Mrs. Mandela is a stalwart supporter of the aims of the African National Congress (ANC), the group that is the source of rising sabotage here. But she is delighted with the trend toward strengthened black politics by other groups in the country.

She thinks a new phase of internal black activism is dawning that is carrying on in the tradition of the ANC. She sees this development as complimentary, rather than at odds with whatever tactics the outlawed ANC is using from the outside.

But Mrs. Mandela also believes some of the emerging black activists are naive. It is naive for proponents of the resurgent ''black consciousness'' movement to exclude whites since one cannot simply wish away the whites in South Africa, she feels. Such a view is extremist, she thinks. To her, the nonracialism long preached by the ANC is the only answer.

Mrs. Mandela's husband, ANC leader Nelson Mandela, is serving a life sentence for attempting to overthrow the government.

Every attempt has been made to send Mrs. Mandela into political oblivion, too. She has been banned for 22 years, and exiled for the last seven here in this remote farm town where blacks live out of sight at the end of a dirt road, emerging only to work for the white community.

Mrs.

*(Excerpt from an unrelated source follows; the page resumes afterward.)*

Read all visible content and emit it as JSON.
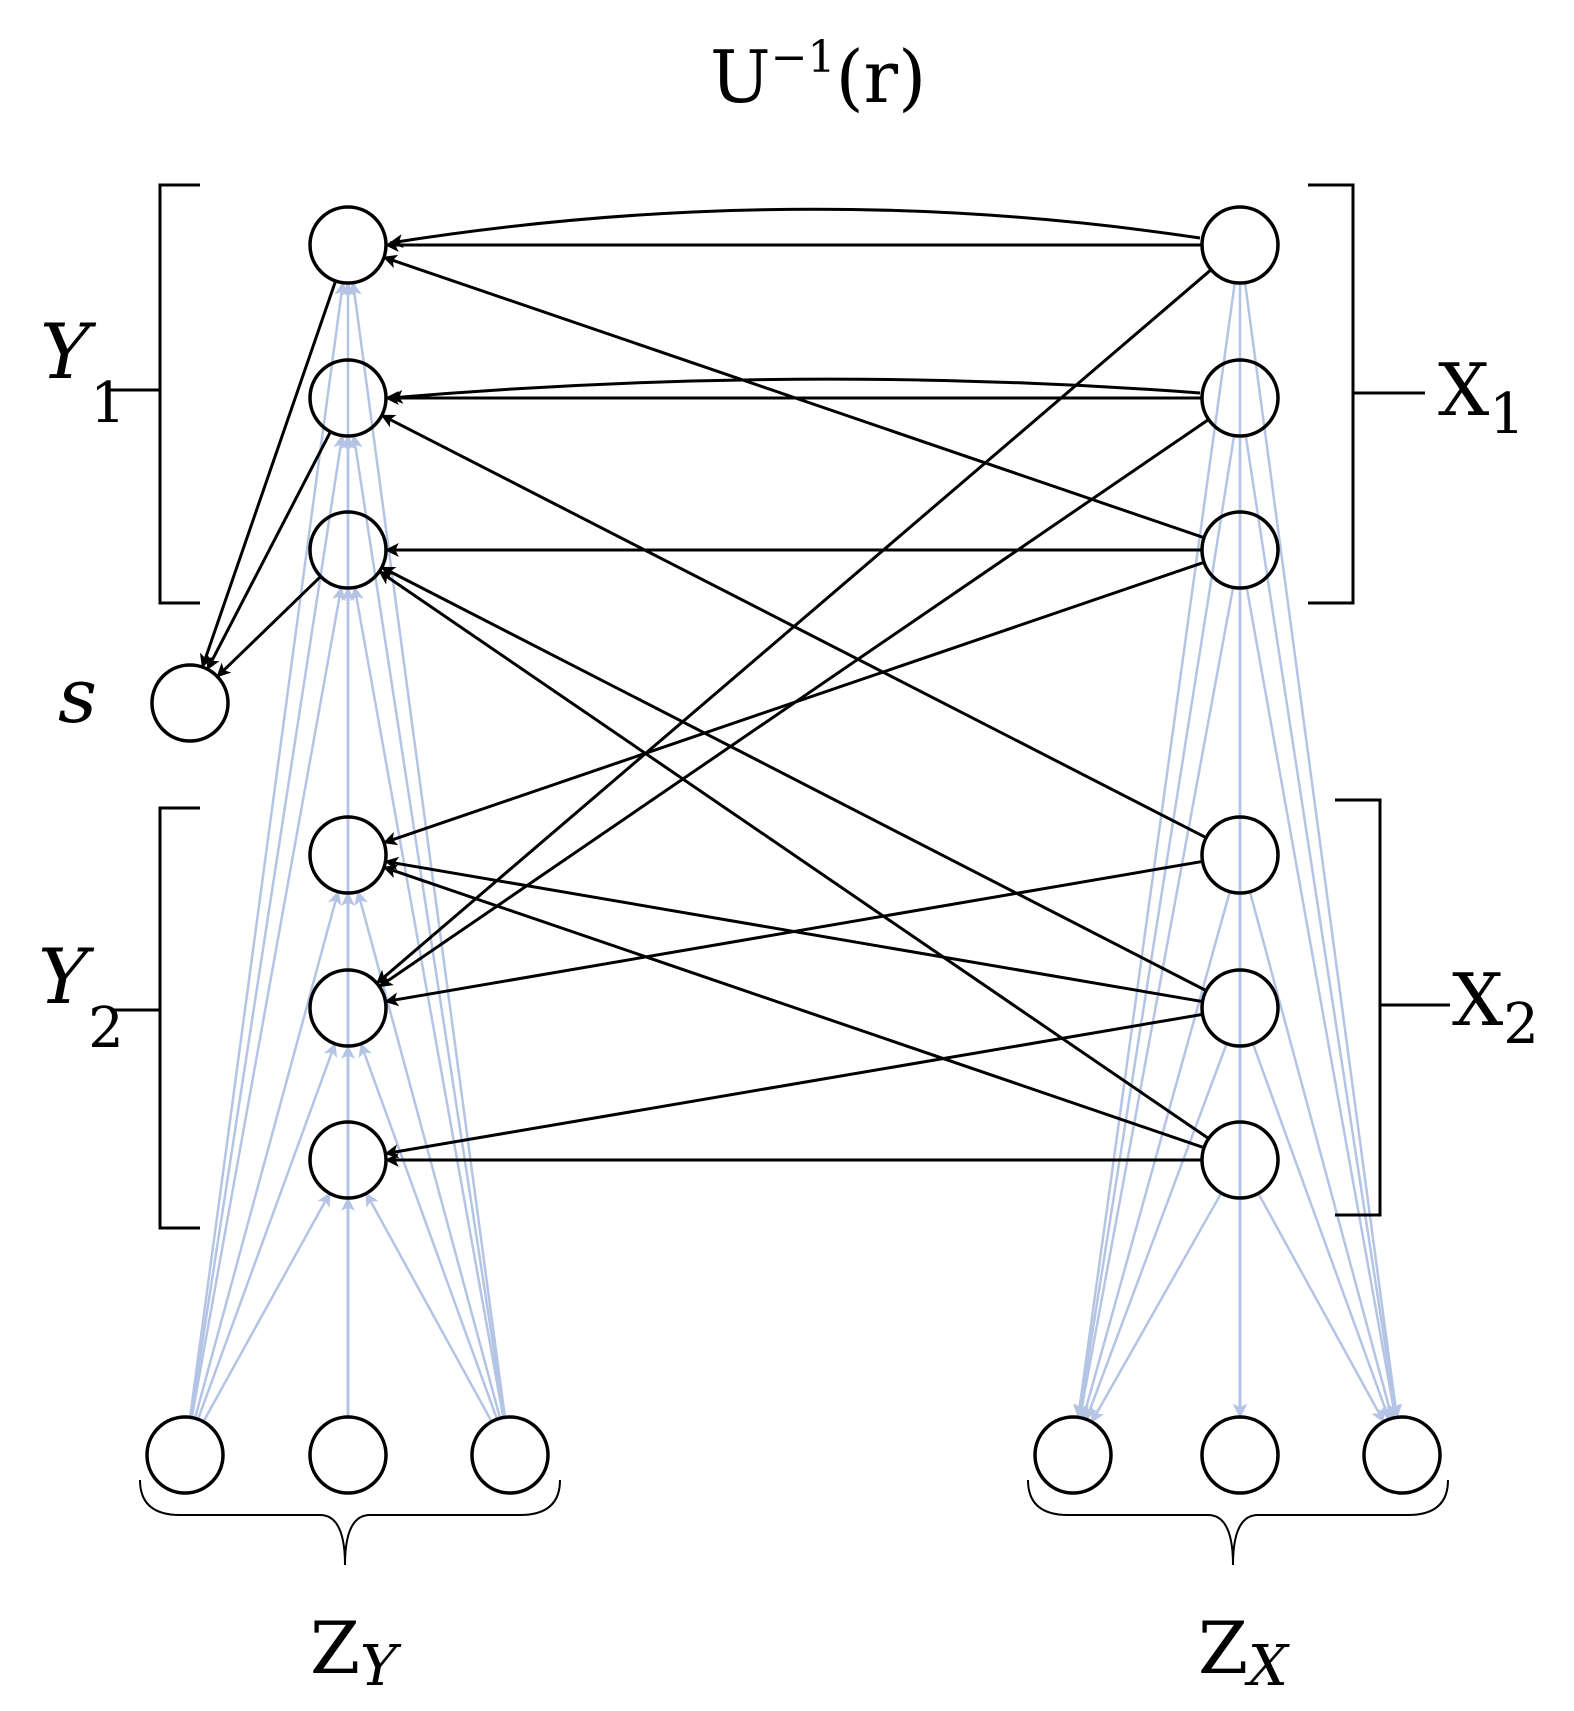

Mandela's banning order prevents her from being quoted, but the views outlined here come from a lengthy interview with her and from conversations with those close to her.

Friends say Mrs. Mandela does not lament about her life far away from Soweto, the black township near Johannesburg where she was a key political leader. A trained social worker, she is immersed in community work here in Brandfort. She is organizing a mobile clinic for first aid, and helping to set up soup kitchens for hungry blacks, hard-hit by severe drought.

Rather than taking Mrs. Mandela off the political map, the government has in fact put tiny Brandfort on the road map of influential visitors to this country. In addition, up to 20 letters a day arrive pledging support from all corners of the world.